林晚星的帐篷内,药香混合着淡淡的血腥味弥漫。
御医刚给林晚星肩头的伤处换了药,重新包扎好,又仔细诊了脉,确认她只是惊吓过度兼失血导致的虚弱昏睡,暂无大碍,只需静养。小桃小杏红着眼眶,小心翼翼地给自家主子掖好被角。
帐篷里,气氛却有些……拥挤和微妙。
萧彻半靠在离床榻不远的一张临时搬来的软榻上,肋下和手臂的伤口也刚处理过,缠着绷带,玄色的常服掩去了血迹,却掩不住他略显苍白的脸色和眉宇间的疲惫与阴沉。他没有回自己的御帐,美其名曰:此地僻静,刺客余党未清,需在此坐镇,确保林妃安危。
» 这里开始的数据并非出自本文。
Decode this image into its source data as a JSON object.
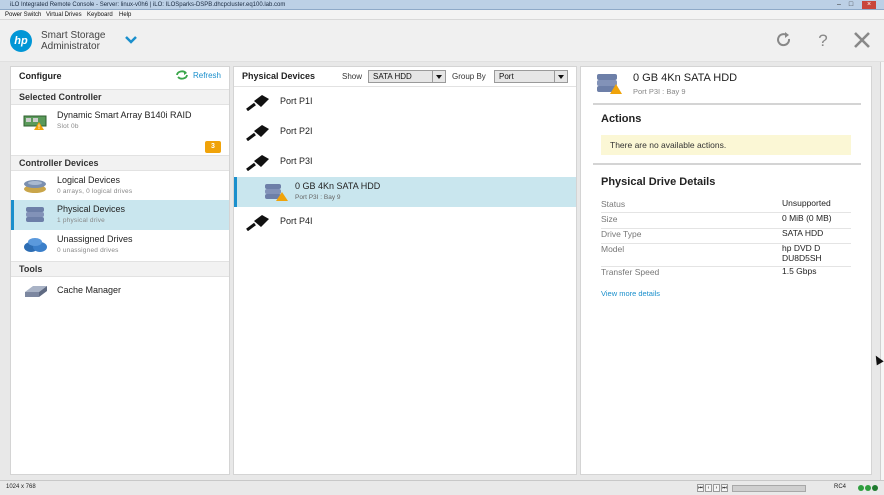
{
  "window": {
    "title": "iLO Integrated Remote Console - Server: linux-v0h6 | iLO: ILOSparks-DSPB.dhcpcluster.eq100.lab.com"
  },
  "menubar": [
    "Power Switch",
    "Virtual Drives",
    "Keyboard",
    "Help"
  ],
  "header": {
    "logo": "hp",
    "title_line1": "Smart Storage",
    "title_line2": "Administrator",
    "icons": [
      "refresh-icon",
      "help-icon",
      "close-icon"
    ]
  },
  "left": {
    "title": "Configure",
    "refresh_label": "Refresh",
    "sections": {
      "selected_controller": "Selected Controller",
      "controller_devices": "Controller Devices",
      "tools": "Tools"
    },
    "controller": {
      "name": "Dynamic Smart Array B140i RAID",
      "slot": "Slot 0b",
      "alert_count": "3"
    },
    "devices": [
      {
        "label": "Logical Devices",
        "sub": "0 arrays, 0 logical drives"
      },
      {
        "label": "Physical Devices",
        "sub": "1 physical drive"
      },
      {
        "label": "Unassigned Drives",
        "sub": "0 unassigned drives"
      }
    ],
    "tools": [
      {
        "label": "Cache Manager"
      }
    ]
  },
  "middle": {
    "title": "Physical Devices",
    "show_label": "Show",
    "show_value": "SATA HDD",
    "groupby_label": "Group By",
    "groupby_value": "Port",
    "rows": [
      {
        "label": "Port P1I"
      },
      {
        "label": "Port P2I"
      },
      {
        "label": "Port P3I"
      },
      {
        "label": "0 GB 4Kn SATA HDD",
        "sub": "Port P3I : Bay 9"
      },
      {
        "label": "Port P4I"
      }
    ]
  },
  "right": {
    "title": "0 GB 4Kn SATA HDD",
    "subtitle": "Port P3I : Bay 9",
    "actions_heading": "Actions",
    "no_actions": "There are no available actions.",
    "details_heading": "Physical Drive Details",
    "details": [
      {
        "key": "Status",
        "value": "Unsupported"
      },
      {
        "key": "Size",
        "value": "0 MiB (0 MB)"
      },
      {
        "key": "Drive Type",
        "value": "SATA HDD"
      },
      {
        "key": "Model",
        "value": "hp DVD D\nDU8D5SH"
      },
      {
        "key": "Transfer Speed",
        "value": "1.5 Gbps"
      }
    ],
    "more_link": "View more details"
  },
  "statusbar": {
    "resolution": "1024 x 768",
    "encryption": "RC4"
  },
  "colors": {
    "accent": "#1a8fcc",
    "selected_row": "#c9e6ee",
    "badge": "#f0a30a",
    "notice": "#fbf7d5"
  }
}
实际上,他深邃的目光几乎没离开过床上昏睡的人,复杂难辨。
而萧玉瑶,这位本该在隔壁帐篷“卧床静养”的小祖宗,此刻正半趴在林晚星的床边!腰上裹着厚厚的药布,一张小脸疼得皱巴巴,却依旧顽强地赖着不走。她先是叽叽喳喳、绘声绘色地跟小桃小杏描述了一遍峡谷里林晚星如何“神乎其技”地射杀巴图鲁救了她,又如何用“掌心雷”炸得刺客屁滚尿流再次救了她,听得两个小丫头一愣一愣的,看自家主子的眼神都带上了敬畏的光。
说完了“英雄事迹”,萧玉瑶的目光就牢牢黏在了林晚星盖着的薄被边缘——那里,因为她换药时解开了外袍,露出了里面那件依旧闪烁着奇异冷光的金丝软甲一角!
萧玉瑶 伸出手指,小心翼翼地戳了戳那露出来的一小片软甲,触手冰凉坚韧,她眼睛亮得惊人,带着十二万分的羡慕嫉妒,扭头就冲着软榻上的萧彻嚷嚷): “皇帝哥哥!你看!你看嘛!就是这个!刀枪不入的宝贝!我的天!那北戎蛮子的刀都砍不破它!就留下这么个小口子!” 她指着林晚星包扎好的肩头位置,仿佛在展示什么稀世珍宝的证据, “这么好的宝贝!你怎么只给林晚星一个人?我也要!我不管!你必须给我弄一件一模一样的!下次再有刺客,我也能挡刀!不对,是让刺客的刀砍卷刃!” 她越说越激动,仿佛已经看到了自己身披宝甲、大杀四方的英姿,完全忘了自己腰上还疼着。
小桃小杏吓得大气不敢出,低着头假装忙碌。
萧彻 正凝神思考着峡谷中的种种细节,尤其是林晚星那匪夷所思的手段和这件软甲的来历,被萧玉瑶这一通聒噪打断,眉头狠狠一皱,本就阴沉的脸色更黑了。他抬眼,冷冷地扫了萧玉瑶一眼,那眼神里的不耐和警告几乎要化为实质): “萧玉瑶!你的伤好了?能下地蹦跶了?聒噪!”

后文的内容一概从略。